The captain then proposed a large stone as a mark, yet arrow after arrow went hissing in every direction but the mark.

When he had sent the whole quiverful to the other side of the stream, a bird happened to alight on the stone. The Cam let fly, and the bird fell. ‘A splendid shot! exclaimed he in ecstasy; and darted across the stream to take up his victim and collect his arrows. Still the cleansers, believing it a mere chance shot, suspected nothing, and were still amusing themselves at his expense ; he doing all he could to carry on the deception.

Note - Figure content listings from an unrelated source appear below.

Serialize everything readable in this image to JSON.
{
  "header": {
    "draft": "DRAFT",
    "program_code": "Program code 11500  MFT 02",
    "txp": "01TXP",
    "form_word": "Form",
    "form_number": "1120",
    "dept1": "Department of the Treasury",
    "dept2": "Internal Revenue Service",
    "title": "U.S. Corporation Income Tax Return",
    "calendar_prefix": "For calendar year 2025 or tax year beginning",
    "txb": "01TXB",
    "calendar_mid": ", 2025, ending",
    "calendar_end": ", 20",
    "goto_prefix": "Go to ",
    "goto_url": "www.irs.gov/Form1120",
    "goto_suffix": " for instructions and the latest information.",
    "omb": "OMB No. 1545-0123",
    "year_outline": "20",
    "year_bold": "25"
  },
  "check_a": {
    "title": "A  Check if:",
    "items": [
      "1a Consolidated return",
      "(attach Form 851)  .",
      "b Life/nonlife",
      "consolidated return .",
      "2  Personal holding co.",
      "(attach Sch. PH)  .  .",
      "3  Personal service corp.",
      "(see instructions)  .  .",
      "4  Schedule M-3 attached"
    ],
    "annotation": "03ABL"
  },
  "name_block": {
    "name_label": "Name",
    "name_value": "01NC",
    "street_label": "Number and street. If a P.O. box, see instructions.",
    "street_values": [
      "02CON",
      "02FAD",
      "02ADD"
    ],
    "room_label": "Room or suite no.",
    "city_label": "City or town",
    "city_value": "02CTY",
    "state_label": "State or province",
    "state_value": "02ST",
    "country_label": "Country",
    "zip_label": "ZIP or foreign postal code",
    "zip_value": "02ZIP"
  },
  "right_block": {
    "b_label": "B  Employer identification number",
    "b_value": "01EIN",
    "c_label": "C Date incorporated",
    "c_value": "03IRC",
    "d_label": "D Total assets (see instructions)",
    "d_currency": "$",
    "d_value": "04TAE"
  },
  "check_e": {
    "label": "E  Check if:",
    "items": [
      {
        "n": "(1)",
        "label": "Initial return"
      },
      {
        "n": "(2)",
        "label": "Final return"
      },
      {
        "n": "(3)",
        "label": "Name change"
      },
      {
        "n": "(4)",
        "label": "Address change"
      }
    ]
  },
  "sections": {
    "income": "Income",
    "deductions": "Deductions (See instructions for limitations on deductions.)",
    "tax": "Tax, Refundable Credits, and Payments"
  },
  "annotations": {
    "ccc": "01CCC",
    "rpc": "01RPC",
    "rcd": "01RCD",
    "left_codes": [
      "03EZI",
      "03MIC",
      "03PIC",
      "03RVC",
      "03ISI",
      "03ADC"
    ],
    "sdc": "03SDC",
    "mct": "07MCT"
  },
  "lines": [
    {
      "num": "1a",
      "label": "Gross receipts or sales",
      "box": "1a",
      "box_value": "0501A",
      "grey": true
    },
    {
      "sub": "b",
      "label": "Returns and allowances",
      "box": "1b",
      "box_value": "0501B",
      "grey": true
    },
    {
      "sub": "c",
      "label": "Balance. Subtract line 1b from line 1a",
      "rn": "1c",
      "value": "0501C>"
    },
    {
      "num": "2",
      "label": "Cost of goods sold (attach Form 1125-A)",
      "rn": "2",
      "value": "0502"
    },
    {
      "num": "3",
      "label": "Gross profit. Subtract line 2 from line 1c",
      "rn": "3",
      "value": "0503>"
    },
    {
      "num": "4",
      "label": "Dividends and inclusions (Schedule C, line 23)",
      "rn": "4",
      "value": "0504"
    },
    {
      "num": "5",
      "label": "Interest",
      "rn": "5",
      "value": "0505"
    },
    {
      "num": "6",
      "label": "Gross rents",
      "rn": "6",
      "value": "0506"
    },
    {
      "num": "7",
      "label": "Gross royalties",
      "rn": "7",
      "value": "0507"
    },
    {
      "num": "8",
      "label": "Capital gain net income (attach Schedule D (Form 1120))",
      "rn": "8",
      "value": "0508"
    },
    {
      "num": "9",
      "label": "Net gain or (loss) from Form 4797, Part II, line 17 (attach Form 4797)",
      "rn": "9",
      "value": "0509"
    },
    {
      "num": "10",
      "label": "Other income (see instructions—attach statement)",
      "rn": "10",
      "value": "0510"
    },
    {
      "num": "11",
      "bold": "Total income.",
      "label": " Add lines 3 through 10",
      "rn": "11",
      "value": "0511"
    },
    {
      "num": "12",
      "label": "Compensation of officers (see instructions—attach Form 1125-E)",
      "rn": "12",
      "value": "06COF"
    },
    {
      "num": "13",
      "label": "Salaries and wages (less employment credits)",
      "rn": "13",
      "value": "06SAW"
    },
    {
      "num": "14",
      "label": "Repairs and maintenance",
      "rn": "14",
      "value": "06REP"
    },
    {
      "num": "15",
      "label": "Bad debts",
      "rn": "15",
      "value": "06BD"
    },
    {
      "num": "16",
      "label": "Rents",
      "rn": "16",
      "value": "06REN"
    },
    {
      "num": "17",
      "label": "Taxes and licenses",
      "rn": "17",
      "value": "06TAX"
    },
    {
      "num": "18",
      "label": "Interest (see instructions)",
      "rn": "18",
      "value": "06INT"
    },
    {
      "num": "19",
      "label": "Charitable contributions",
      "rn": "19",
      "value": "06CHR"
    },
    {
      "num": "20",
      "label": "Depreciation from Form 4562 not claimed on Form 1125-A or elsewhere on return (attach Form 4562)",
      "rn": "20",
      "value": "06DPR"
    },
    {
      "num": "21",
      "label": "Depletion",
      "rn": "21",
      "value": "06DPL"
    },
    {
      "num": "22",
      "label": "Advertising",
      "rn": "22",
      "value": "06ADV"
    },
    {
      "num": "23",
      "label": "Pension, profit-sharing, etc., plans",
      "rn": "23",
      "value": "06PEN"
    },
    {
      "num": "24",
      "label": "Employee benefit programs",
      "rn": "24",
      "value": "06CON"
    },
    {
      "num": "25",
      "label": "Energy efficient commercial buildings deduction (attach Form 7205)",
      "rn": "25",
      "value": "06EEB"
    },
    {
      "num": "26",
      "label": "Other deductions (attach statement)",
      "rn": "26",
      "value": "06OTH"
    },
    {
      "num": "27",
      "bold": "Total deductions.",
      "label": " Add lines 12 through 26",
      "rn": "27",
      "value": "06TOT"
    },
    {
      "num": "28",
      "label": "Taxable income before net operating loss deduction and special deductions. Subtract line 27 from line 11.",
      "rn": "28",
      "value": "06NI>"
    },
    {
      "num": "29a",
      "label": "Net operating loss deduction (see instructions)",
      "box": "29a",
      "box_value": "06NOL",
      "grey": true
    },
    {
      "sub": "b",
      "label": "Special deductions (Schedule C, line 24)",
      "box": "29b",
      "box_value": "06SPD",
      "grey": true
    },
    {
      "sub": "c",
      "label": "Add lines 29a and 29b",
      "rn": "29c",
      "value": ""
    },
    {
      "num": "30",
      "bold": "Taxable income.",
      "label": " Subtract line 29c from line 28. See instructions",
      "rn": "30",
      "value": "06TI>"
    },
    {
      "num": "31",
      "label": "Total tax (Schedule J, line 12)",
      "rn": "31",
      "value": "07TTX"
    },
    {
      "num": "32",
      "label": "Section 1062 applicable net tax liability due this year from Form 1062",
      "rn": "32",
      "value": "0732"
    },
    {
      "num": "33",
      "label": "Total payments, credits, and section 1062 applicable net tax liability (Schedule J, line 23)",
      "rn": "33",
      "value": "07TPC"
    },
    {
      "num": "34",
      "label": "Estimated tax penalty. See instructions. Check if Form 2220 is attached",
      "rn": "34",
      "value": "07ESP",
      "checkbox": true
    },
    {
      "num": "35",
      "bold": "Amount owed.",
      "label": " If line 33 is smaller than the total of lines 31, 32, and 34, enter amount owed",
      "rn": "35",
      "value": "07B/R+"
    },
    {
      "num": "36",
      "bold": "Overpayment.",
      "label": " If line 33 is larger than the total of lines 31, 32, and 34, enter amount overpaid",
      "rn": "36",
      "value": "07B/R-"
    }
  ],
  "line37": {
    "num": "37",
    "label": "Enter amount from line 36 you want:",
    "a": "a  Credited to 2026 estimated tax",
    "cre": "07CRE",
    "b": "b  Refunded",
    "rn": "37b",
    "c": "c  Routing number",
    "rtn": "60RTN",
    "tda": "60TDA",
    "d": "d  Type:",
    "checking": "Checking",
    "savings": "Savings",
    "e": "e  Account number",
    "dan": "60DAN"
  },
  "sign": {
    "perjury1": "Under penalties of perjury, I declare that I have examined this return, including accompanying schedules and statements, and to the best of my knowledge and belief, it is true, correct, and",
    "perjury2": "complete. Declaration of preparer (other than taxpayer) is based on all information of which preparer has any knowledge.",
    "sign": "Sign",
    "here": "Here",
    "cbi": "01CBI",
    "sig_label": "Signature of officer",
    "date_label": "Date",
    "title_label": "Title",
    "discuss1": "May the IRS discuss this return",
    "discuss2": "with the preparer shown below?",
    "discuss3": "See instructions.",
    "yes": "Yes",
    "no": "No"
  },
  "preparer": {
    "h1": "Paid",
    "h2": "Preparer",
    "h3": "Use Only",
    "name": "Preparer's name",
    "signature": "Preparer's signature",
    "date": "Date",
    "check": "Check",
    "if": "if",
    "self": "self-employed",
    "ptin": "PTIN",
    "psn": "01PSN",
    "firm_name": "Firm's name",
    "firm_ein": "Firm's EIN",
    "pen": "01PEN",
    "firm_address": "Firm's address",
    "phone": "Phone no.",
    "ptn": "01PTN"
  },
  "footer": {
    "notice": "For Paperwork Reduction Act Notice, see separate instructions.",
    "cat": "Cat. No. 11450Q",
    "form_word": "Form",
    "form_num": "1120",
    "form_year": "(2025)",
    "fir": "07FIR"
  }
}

At length, all his arrows gathered, he stepped behind the stone, and adjusting his bow, with a menacing arrow in the one hand, he held up the bird in the other; then made the startling announcement that he was the Cam-ruadh: then, bending. behind the stone, bent his bow against them.

‘Have mercy on us,’ cried the chief, ‘and we will go without harming any one.’

‘If you don’t' replied the Cam, drawing his bow to its fullest stretch—

They did not need more, but set off at their swiftest; the Cam, in the rear, every now and then hastening their speed with a loud shout And thus he drove them beyond the confines of Braemar.

This last exploit enraged the cleansers exceedingly, especially the seven brothers; and they set out determined not only to revenge their father’s death, but this defeat also. It was in winter, and it is no joke when a storm overtakes one in the hills, as one happened to do these cleansers. The Cam and his wife, sheltered from the storm, sat by the fireside blessing themselves that it was so. Their home was humble enough: a shieling, with small holes serving as windows, stuffed with turf instead of glass; one end of the shieling serving as kitchen, bed-room, etc., the other end as barn and byre.

By a strange sort of sympathy, his wife asked what he would do * if the cleansers were coming the night.'

'Give them meat' replied the Cam.

'And then?’

'Let them sleep.’

'And what then?’ .

‘Let them be off/ he cried, provoked at her persistence.

‘Be as good as your word, then' said a gruff voice from the outside; ‘we sorely want what you promise.’

After surrendering their arms, they were admitted to share the comforts of the Cam’s dwelling; and during the evening not only was the peace made up, but an alliance offensive and defensive was entered into, and they parted sworn friends.

As a sequel to this story, I may mention one other instance of his prowess. The sept to which these brothers belonged had a rupture with another tribe; and on the Cam being informed of this, in terms of the late alliance, he set off to assist them.

When he arrived at their dwelling, they were gone ; so the Cam anxiously asked their mother to show him the road they had taken.

Are you going to help them?’ she asked, evidently not seeing much of the warrior in the strange being before her.

‘Yes.’

‘Then, if they’ll do with you, they’ll do without you.’

‘That may be' he replied dryly, ‘but I’ll go and see.’

With manifest indifference she pointed out the way. So pushing on, he arrived at the right time : the Campbells were in flight. Crouching himself down in a hollow, his unerring shafts began to fly, dealing certain death in every direction among the antagonists of his friends. The Campbells seeing this, resumed the fight, and by the aid of the Cam-ruadh came off victorious.    .

When their mother was informed, on their return, how deeply indebted they were to the Cam, she knew not what apologies to make, nor by what acts of kindness and attention to compensate for her former indifference; and again and again declared she would never judge by appearances any more, since she had found the Cam’s appearance and his prowess so widely at variance.

Many other stories are told of the Cam and his adventures, and might be here related; but it is neither pleasing nor instructive to heap up these tales of blood. So I merely mention, in conclusion, that having served under Donald Oig, and William of Inverey, his successor, the Cam was gathered to his kindred dust. And thoughts, which sometimes intrude themselves, as to where such a spirit will spend its eternity, are checked by the certainty that the Judge of all the earth will do right.